И в той степени, в какой его уединенность и самоуглубление становятся
все сосредоточеннее, значение каждой новой маскировки делается все глубже.
Истинная сущность прячется за формой выражения, внутренняя - за усвоенной
маской. Уже в "Страннике и его тени" он указывает на "маску
посредственности". "Посредственность, - говорит он, - одна из самых
счастливых масок, которую может надеть высший ум, потому что в ней толпа, т.

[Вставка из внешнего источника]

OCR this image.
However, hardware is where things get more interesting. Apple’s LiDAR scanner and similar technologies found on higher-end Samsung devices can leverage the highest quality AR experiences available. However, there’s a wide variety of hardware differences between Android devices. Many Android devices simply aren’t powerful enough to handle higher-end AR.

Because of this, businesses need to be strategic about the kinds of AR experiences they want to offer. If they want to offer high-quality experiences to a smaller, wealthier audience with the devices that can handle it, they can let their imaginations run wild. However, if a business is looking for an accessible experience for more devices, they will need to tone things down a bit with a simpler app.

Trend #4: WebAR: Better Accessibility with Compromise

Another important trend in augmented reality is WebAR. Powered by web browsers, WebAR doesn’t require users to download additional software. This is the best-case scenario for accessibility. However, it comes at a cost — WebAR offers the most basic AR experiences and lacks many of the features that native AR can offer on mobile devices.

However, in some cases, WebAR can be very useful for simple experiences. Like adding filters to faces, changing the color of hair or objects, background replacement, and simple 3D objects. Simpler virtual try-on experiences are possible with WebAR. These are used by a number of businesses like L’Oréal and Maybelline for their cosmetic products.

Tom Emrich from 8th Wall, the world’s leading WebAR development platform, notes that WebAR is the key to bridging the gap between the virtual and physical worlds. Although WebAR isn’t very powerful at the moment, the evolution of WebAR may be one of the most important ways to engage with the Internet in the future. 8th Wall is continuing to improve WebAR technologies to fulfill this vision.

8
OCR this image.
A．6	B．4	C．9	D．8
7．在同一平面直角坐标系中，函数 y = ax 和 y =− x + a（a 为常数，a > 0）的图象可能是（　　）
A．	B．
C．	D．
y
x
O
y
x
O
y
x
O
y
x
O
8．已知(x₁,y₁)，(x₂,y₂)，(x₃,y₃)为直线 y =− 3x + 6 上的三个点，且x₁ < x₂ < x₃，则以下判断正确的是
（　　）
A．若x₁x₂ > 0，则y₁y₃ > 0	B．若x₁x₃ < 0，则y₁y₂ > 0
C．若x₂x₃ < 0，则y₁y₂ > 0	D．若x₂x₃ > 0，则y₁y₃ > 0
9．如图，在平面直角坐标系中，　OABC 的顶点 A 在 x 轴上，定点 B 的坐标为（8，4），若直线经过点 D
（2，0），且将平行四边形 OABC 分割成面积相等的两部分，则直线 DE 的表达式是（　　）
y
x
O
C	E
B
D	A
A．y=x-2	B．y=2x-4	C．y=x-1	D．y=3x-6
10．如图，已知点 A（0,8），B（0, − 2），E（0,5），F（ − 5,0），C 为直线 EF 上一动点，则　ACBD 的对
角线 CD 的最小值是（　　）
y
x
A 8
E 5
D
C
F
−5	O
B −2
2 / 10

е. именно средние люди, не станут подозревать притворства, а между тем он
наденет ее ради самих людей, - чтобы их не раздражать, нередко даже из
сострадания и доброты". От этой маски невинности и незлобивости Ницше
доходит, варьируя формы притворства, до маски ужаса, за которой скрывается
нечто еще более ужасающее: - "иногда даже глупость делается маской рокового,
слишком уверенного в себе знания" ("По ту сторону Добра и Зла"). В конце
концов он приходит к обманчивому образу богоподобно смеющегося, и в нем
стремится замаскировать скорбь красотой. Таким образом в своей философской
мистике последнего периода Ницше постепенно погружается в то последнее для
себя уединение, в ту тишину, куда мы уже не в силах последовать за ним; с
нами остаются только, как символы и указания, смеющиеся маски его идей и
толкований, в то время как сам автор уже стал для нас тем, кем он сам назвал
себя в одном из писем: "Навеки утраченный". (Письмо от 8 июля 1881 г. из
Сильс-Марии).
Чувство внутреннего уединения, одиночества составляют во всех
блужданиях Ницше неизменную раму, из которой глядит на нас его образ. Он
пишет своему другу (31 октября 1880г., Италия): "Одиночество все более
кажется мне и целительным средством, и естественной потребностью, и именно
полное одиночество. Нужно уметь достигнуть того состояния, в котором мы
можем создать лучшее, на что мы способны, и нужно принести для этого много
жертв".
* * *
Не раз мучительная жажда выздоровления приводила Ницше к новым идеям.
Но стоило ему отразить себя в них, ассимилировать их своей собственной силой
- как его охватывала новая горячка, тревожно толкающая избыток его
внутренней энергии, который, в конце концов, направлял жало против него
самого, делая его больным самим собою. "Только избыток силы есть
доказательство силы", - сказал Ницше в предисловии к "Сумеркам Богов"; - в
этом излишке сила его сама создает себе страдания, изводит себя в
мучительной борьбе, возбуждает себя к мукам и потрясениям, которыми
обусловливается творчество духа*. С гордым восклицанием: "что не убивает
меня, то делает меня сильнее!" ("Сумерки Богов"), - он истязает себя не до
полного изнеможения, не до смерти, а как бы нанося себе болезненные раны, в
которых он так нуждался. Этот поиск страдания проходит через всю
деятельность Ницше, образуя истинный источник его духовной жизни. Лучше
всего это выразилось в следующих словах: "Дух есть жизнь, которая сама же
наносит жизни раны: и ее собственные страдания увеличивают ее понимание -
знали ли вы уже это раньше? И счастье духа заключается в том, чтобы быть
помазанным и обреченным на заклание - знали ли вы уже это?.. Вы знаете
только искры духа: но вы не видите, что он в то же время и наковальня, и не
видите беспощадность молота!" ("Так говорил Заратустра").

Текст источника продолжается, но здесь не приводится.